For the given data set (13, 16, 12, 14, 19, 12, 14, 13, 14), the exact mean is 127/9, the median is 14, and the mode is 14.
To accurately determine these statistical measures, we first arrange the data points in ascending order:
12, 12, 13, 13, 14, 14, 14, 16, 19
There are 9 data points in total.
Calculating the Mean
The mean, often referred to as the average, is calculated by summing all the values in a data set and then dividing by the total count of values.

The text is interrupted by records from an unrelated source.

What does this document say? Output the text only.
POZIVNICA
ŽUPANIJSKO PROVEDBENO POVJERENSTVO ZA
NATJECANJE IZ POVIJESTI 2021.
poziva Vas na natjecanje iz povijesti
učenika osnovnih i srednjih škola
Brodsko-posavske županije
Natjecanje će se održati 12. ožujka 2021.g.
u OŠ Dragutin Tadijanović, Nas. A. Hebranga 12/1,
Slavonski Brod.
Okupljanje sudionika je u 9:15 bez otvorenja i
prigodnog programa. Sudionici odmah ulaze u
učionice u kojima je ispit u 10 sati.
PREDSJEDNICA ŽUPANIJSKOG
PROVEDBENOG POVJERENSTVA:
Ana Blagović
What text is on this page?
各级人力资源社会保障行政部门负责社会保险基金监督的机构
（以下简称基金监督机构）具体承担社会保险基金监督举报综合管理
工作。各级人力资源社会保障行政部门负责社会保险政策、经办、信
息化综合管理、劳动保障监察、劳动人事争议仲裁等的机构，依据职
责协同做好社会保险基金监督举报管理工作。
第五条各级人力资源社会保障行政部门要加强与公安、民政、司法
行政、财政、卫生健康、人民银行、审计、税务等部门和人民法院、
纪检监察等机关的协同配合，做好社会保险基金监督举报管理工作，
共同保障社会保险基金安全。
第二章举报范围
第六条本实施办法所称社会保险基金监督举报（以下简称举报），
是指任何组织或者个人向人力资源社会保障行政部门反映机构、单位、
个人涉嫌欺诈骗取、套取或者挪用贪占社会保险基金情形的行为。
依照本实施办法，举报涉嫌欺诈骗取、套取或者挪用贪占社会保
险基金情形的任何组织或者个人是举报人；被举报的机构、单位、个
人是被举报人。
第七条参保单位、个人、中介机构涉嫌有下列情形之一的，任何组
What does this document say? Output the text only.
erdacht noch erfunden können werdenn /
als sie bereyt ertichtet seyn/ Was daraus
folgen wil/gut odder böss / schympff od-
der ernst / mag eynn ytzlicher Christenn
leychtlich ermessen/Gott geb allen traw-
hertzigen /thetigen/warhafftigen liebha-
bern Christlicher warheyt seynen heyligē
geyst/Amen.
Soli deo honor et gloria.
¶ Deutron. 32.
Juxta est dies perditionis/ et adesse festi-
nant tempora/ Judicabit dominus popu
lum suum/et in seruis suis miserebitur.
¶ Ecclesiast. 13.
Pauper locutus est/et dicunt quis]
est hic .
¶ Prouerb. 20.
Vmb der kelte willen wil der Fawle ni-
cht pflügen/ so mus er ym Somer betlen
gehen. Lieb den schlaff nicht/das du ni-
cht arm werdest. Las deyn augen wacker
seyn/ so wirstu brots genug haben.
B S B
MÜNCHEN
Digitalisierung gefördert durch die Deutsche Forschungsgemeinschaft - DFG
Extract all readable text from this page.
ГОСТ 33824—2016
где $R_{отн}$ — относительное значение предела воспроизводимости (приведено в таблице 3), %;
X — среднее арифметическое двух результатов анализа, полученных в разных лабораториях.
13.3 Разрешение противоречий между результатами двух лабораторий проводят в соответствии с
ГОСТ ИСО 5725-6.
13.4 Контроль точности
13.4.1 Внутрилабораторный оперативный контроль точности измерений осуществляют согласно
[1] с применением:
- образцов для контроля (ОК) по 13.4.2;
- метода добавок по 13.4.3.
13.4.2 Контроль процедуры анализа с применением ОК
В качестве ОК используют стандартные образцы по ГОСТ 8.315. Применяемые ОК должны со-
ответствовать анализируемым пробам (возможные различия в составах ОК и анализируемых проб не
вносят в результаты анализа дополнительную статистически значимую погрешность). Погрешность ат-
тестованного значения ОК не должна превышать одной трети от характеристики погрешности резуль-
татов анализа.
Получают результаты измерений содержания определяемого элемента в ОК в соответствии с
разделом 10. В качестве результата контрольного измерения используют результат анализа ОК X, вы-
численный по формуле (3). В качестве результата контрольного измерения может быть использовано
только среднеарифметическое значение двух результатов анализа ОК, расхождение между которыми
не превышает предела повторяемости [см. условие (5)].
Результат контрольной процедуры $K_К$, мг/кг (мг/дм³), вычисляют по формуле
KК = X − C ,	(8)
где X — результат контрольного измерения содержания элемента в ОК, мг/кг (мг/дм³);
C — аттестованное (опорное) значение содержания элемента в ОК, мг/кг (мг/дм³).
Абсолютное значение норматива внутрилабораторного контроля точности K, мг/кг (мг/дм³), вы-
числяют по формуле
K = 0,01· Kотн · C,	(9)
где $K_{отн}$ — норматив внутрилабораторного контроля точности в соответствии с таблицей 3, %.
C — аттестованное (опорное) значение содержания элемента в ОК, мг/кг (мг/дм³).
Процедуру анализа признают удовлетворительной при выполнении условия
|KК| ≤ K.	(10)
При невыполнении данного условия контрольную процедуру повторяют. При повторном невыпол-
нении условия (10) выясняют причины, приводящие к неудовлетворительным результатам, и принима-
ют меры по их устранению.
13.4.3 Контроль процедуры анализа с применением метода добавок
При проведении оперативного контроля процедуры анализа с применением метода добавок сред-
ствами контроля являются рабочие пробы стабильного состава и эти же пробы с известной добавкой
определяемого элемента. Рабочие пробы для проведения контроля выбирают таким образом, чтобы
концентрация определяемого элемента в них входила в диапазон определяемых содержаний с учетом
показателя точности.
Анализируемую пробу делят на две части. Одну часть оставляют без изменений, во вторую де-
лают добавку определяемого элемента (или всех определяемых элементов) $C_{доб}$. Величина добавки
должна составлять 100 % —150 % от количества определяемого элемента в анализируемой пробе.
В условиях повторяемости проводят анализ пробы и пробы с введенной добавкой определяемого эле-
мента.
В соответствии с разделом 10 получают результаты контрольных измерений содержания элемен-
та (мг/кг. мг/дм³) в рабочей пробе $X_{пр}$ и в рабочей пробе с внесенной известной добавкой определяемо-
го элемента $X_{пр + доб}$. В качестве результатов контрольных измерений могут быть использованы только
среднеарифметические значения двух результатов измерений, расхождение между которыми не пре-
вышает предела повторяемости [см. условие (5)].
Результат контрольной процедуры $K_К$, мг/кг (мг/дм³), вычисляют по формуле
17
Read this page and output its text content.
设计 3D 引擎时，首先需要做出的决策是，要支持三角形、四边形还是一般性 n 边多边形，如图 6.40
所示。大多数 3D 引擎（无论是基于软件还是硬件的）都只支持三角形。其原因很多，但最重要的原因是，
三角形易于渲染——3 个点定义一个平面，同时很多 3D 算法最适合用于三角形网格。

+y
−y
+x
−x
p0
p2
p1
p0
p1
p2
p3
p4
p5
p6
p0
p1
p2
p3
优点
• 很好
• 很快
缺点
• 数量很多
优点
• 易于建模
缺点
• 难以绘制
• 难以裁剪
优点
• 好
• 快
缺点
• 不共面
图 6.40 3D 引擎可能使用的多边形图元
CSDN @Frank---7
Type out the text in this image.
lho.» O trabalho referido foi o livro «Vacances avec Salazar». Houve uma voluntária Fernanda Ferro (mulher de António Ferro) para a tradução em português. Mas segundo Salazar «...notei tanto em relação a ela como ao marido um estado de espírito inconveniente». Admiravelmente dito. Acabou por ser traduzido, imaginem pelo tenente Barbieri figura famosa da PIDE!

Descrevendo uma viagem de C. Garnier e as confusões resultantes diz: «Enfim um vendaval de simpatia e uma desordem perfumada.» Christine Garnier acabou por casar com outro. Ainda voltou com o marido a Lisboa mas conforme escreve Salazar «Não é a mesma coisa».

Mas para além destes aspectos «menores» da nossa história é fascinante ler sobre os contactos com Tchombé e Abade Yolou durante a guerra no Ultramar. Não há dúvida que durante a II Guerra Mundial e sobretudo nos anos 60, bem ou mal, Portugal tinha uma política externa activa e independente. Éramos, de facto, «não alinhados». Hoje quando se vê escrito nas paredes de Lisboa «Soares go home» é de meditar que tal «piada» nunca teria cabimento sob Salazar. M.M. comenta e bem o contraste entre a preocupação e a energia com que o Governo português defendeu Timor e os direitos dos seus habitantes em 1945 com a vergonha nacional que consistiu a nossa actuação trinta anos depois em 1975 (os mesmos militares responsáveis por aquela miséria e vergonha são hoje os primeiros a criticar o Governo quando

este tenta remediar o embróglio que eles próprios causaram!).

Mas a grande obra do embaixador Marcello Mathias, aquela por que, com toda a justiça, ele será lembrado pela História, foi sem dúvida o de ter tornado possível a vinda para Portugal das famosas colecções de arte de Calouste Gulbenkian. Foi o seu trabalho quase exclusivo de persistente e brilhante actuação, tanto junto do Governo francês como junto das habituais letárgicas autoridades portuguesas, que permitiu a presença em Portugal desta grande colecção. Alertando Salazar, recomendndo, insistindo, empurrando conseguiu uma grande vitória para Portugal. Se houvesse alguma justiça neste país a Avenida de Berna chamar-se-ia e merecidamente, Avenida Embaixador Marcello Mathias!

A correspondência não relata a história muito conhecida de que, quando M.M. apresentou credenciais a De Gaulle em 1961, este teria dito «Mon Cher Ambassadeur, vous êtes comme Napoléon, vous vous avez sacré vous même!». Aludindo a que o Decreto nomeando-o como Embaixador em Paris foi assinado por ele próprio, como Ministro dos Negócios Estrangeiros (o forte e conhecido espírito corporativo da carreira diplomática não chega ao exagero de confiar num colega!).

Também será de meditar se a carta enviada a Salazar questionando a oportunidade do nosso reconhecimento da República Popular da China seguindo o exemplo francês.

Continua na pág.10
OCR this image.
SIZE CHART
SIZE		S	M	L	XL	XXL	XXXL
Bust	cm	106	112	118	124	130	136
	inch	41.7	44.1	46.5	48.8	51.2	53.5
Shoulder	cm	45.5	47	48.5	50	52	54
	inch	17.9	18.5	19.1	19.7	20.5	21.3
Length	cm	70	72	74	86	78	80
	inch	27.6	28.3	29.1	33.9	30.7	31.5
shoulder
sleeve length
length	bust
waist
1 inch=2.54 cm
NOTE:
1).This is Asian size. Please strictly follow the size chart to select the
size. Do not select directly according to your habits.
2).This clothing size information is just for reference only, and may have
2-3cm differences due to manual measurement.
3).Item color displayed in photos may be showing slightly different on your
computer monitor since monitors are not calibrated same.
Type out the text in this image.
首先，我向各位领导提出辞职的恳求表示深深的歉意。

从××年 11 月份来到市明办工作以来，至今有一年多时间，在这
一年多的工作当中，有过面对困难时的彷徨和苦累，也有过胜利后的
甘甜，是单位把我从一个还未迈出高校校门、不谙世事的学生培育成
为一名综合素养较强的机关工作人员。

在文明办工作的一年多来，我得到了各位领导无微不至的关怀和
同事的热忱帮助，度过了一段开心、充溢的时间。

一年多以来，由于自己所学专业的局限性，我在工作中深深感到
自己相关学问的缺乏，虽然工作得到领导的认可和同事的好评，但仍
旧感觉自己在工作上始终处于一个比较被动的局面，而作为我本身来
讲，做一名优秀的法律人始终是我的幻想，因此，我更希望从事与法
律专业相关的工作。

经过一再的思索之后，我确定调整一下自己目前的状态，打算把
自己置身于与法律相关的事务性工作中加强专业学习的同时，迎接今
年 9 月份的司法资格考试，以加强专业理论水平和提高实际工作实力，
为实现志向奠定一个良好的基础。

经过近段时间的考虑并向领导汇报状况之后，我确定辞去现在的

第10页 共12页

- Sum of values: 12 + 12 + 13 + 13 + 14 + 14 + 14 + 16 + 19 = 127
- Number of values (n): 9
- Mean Calculation: Sum / n = 127 / 9
The exact mean is 127/9, which can be expressed as a repeating decimal approximately 14.11 (14.111...).
Determining the Median
The median represents the middle value in a data set when the values are arranged in ascending or descending order. If the data set contains an odd number of values, the median is the single middle value. If it contains an even number, the median is the average of the two central values.
- Ordered data: 12, 12, 13, 13, 14, 14, 14, 16, 19
- Position of median: For a data set with 9 points, the median is the ((9 + 1) / 2) = 5th value.
- Median value: Counting five positions from the beginning of the ordered list, the 5th value is 14.
Identifying the Mode
The mode is the value that appears most frequently within a data set. A data set can have one mode (unimodal), multiple modes (multimodal), or no mode if all values occur with the same frequency.
- Count occurrences of each value in the ordered data:
- 12 appears 2 times
- 13 appears 2 times
- 14 appears 3 times
- 16 appears 1 time
- 19 appears 1 time
- Most frequent value: The number 14 occurs 3 times, which is more frequently than any other number in the set.
Summary of Results
Here's a concise overview of the calculated measures for the given data set:
| Measure | Value |
|---|---|
| Mean | 127/9 (≈14.11) |
| Median | 14 |
| Mode | 14 |
As shown by the calculations, both the median and the mode of this specific data set are 14.